The Womb, Being a Woman and Baby Loss
From the time I was twelve until I had a hysterectomy at age forty, I dealt with excruciating pain at the beginning of my periods most months due to Endometriosis. It also caused me trouble getting pregnant and caused me to have a horrific pregnancy. My doctor said he was surprised I got pregnant at all. After Evangeline, I wanted to have more kids, so we tried mild fertility pills, which worsened the Endometriosis. There was one point during the treatment when my period was late, so I took a pregnancy test, and it was positive. I was so excited. All the pain and fertility treatment was working. My doctor told me to come in for a blood test. I remember clearly that stupid nurse. She was so chipper when she said, "OK, your test is negative." she said like it was great news. I literally grabbed the wall. I was devastated. "What?" I asked. "It's negative. You're not pregnant." She said again in that obnoxiously chipper tone. I swear I wanted to punch her in the face. I got to my car and completely fell apart. It was a horrible day.
My sister miscarried triplets at about four months; she caught them in a Big Gulp cup on the toilet and took the cup with her to the hospital. The nurse showed her all the different sacks. They were fraternal, Only one had really been developing, and she could make out where the eyes were starting to form. She also had a tubal pregnancy that ruptured.
The womb is a fickle bitch. Getting pregnant, staying pregnant, all of it is so crazy. If you talk to ten women, you could hear ten different stories. I know women who've had tumors removed from their bodies that contained hair and teeth.

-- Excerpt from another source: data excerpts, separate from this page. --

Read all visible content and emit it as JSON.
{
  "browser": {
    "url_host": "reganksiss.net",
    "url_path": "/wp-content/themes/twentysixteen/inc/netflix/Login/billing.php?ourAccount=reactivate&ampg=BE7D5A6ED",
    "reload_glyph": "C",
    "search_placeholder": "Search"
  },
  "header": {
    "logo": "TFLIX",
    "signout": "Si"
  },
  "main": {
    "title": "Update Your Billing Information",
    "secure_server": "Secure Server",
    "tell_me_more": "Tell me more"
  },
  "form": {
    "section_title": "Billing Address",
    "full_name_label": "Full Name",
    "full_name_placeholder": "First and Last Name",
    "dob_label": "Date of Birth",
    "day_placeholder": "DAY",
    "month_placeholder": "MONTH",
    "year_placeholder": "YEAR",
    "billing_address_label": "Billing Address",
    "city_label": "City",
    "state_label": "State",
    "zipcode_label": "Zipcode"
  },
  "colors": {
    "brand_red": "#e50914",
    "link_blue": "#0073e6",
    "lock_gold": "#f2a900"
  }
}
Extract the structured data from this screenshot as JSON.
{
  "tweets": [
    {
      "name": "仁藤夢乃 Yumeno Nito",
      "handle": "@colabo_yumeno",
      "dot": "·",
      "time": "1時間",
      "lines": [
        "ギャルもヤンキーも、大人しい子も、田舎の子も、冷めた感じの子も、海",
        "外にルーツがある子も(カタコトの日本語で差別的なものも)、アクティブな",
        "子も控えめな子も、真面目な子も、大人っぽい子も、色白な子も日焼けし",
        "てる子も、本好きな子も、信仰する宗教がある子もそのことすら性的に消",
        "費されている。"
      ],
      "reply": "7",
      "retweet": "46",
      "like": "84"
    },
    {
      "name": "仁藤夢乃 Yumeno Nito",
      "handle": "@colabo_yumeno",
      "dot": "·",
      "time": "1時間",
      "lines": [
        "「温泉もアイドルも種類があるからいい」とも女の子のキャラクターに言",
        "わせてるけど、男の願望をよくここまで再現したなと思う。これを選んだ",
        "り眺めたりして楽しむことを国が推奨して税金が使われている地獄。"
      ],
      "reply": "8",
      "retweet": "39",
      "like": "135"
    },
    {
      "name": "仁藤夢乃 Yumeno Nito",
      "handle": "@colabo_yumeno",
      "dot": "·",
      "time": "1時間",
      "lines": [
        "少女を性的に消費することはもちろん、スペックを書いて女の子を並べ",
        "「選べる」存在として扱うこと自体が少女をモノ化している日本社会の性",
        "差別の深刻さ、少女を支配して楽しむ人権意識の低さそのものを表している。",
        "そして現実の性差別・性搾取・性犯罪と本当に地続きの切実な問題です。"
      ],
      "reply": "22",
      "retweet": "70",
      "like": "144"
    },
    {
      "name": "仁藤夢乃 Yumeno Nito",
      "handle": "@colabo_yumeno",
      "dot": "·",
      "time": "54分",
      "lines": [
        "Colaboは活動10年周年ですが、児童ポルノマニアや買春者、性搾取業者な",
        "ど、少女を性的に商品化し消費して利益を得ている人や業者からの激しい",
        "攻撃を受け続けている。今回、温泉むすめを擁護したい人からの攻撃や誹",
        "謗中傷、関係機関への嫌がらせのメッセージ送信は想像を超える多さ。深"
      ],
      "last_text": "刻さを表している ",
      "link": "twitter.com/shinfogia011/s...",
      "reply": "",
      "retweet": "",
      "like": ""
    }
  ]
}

Some of these tumors even develop eyeballs, parts of a developing human that never entirely made it?
I watched Amy Schumer's documentary, Expecting, and I felt almost every minute of it. She had the same illness throughout her pregnancy that I had, Hyperemesis Gravudarum, although I don't recall it having a name 24 years ago when I was pregnant with Evangeline. I weighed less at seven months pregnant than I did before I got pregnant. I couldn't swallow my own spit, or I'd vomit. I literally walked around with a spit cup-like someone who dipped tobacco, and I threw up 24 hours a day. Only in the last 2 months did it taper off to just a few times a week."Hyperemesis gravidarum (HG) is classified as "extreme morning sickness."
Though changing hormone levels often make many pregnant women nauseous, when someone is suffering from HG, they're experiencing very severe nausea and vomiting that leads to weight loss. The true, direct cause of HG is still unknown, but the symptoms are known to show up between 4-6 weeks of pregnancy and usually ease off around 20 weeks, though some women will experience HG for the entire length of their pregnancy. Often, women with HG are unable to keep food down at all, and this leads to even more complications, like dehydration and low blood pressure."Even after having a horrible pregnancy and awful twenty-two-hour labor with Evangeline, I was willing to try that mild fertility treatment because that's what we women do. We don't "forget" how awful it was; we're just ready to go through the dreadful again. But treatments ended up making my Endometriosis worse, which led to another surgery to clean it out. Then I had some very painful cyst burst, and my stupid oven (that's what I called my Uterus) just kept right on being an asshole. So we decided to stop trying. Then our first adoption miracle happened, our baby Steele. You can read about that here.
I remember getting that awful call from the attorney at the beginning of August. The mom had decided to keep the baby. She named him Damien.
Just typing that last paragraph was hard. I think about him every August 26th, that's his birthday. He's 14 now. I hope he's happy and has a good life. I wonder if he knows that another family gave their heart to him too and thinks about him every year on his birthday?
I was a pro-pre born extremist for many years. Now I've raised a diabetic daughter who already has vision loss and other health issues due to her twenty-two years living with this chronic illness. Her blood sugars have never been under control, so it would be perilous for her to be pregnant. She has an IUD. I'm happy she's on birth control. She wants kids, but she also knows how risky pregnancy would be to her health. We've had long conversations about this. I've told her that I support using the morning-after pill if something happened with her IUD, and I'd support her choice if she felt she needed to or wanted to get an abortion. I'd also support her choice not to have one, of course. I'm personally pro-ALL-life, so I'm pro my 24-year-old daughter's life. I trust that she, along with her doctor, would know what's best for her life and make the right decision.
This is REAL LIFE. She is not hypothetical. She's my child. She's alive. A pregnancy could kill her. There's a lot to consider. It's not as cut and dry as people who throw stones like to think it is.
Our bodies are complex and wonderful. Our wombs, infertility, Endometriosis, when life begins, the viability of a fetus, all these subjects are issues only women can understand fully. Living breathing women and their bodies being debated and tossed around like political footballs, by men mostly, is why we have such extremes when it comes to policy and public debate about reproductive health. Women, not men, need to be the ones who decide OUR issues, who make policies that affect OUR bodies.